I feel this joy that is bringing me to such a beautiful laughter and tears which I had not yet experienced before. I can’t believe it. Its unexpected the way I am reacting as I just wanted to graduate. Its been a dream of mine since as long as I can remember. Maybe its the “dropping out of school” I had to do my first semester. Or the fact that I was in an accident and lost all my math. It could be all the days sitting in my apartment where I felt like a failure. I was lost and felt there was no way out. As if I would not pass the test or class. And time and time again, G-d carried me, lifted me up and helped me to do my best. And it has been good enough. More than good enough!

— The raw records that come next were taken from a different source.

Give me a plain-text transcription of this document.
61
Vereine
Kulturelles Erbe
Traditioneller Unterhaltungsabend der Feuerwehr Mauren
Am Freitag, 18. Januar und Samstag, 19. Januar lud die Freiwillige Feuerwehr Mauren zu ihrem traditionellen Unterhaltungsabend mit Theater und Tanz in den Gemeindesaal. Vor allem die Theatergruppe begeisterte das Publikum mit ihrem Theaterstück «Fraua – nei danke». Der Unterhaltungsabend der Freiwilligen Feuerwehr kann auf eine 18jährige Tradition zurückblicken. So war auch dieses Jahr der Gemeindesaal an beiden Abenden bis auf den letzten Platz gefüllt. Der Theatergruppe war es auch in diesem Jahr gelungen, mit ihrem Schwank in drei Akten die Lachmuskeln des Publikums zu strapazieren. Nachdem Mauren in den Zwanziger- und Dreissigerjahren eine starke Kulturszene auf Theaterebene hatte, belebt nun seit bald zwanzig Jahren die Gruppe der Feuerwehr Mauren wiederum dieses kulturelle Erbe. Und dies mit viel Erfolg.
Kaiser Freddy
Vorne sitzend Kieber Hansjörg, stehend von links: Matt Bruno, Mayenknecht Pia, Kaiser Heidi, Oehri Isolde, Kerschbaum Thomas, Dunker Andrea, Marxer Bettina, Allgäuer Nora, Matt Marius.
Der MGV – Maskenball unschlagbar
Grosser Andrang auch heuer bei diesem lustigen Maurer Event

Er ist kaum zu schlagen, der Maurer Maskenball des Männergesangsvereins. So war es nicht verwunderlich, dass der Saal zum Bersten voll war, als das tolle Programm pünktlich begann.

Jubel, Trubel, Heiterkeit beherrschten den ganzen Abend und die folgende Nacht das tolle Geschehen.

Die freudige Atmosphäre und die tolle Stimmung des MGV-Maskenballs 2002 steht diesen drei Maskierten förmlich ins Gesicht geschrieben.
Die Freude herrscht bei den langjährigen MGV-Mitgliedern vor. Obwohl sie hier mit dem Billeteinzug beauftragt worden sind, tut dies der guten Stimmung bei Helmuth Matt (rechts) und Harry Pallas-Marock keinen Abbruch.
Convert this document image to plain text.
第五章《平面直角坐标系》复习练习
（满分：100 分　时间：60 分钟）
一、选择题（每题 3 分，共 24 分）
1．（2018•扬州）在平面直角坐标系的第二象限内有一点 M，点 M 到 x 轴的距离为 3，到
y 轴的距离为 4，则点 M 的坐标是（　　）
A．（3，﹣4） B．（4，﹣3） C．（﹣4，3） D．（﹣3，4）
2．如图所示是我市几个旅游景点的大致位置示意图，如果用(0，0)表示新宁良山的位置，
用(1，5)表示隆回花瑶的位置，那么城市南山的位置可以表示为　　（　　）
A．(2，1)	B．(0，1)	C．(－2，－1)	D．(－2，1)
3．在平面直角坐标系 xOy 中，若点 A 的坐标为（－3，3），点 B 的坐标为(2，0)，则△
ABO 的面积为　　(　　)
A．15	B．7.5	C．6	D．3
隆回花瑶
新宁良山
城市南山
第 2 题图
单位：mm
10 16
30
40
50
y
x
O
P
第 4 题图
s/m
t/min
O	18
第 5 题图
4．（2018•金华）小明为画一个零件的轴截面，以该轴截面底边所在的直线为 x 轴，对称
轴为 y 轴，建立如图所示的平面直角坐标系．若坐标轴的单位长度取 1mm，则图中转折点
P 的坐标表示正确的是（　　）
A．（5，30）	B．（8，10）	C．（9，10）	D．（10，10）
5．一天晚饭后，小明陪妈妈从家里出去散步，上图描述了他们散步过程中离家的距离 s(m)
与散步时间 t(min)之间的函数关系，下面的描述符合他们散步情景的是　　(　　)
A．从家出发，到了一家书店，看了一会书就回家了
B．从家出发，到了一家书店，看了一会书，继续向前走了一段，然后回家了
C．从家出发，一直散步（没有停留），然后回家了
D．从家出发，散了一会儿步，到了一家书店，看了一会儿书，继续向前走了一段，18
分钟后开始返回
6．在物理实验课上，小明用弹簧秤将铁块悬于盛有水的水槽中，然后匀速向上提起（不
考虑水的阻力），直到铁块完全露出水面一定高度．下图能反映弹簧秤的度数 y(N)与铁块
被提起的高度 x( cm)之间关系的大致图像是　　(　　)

I am elated and grateful! Everything I have worked for the past 5 years and here I am. I am going to graduate college! Dreams can and do come true! Especially with G-d on my side. Or rather I am on His! This is an experience I feel I am embracing and hope to not long forget. Its a good, true and beautiful feeling that is real. It is the sum of an a college roller coaster. The closing of a chapter and the beginning of a new one. It is letting go and allowing myself to move forward. I am thankful!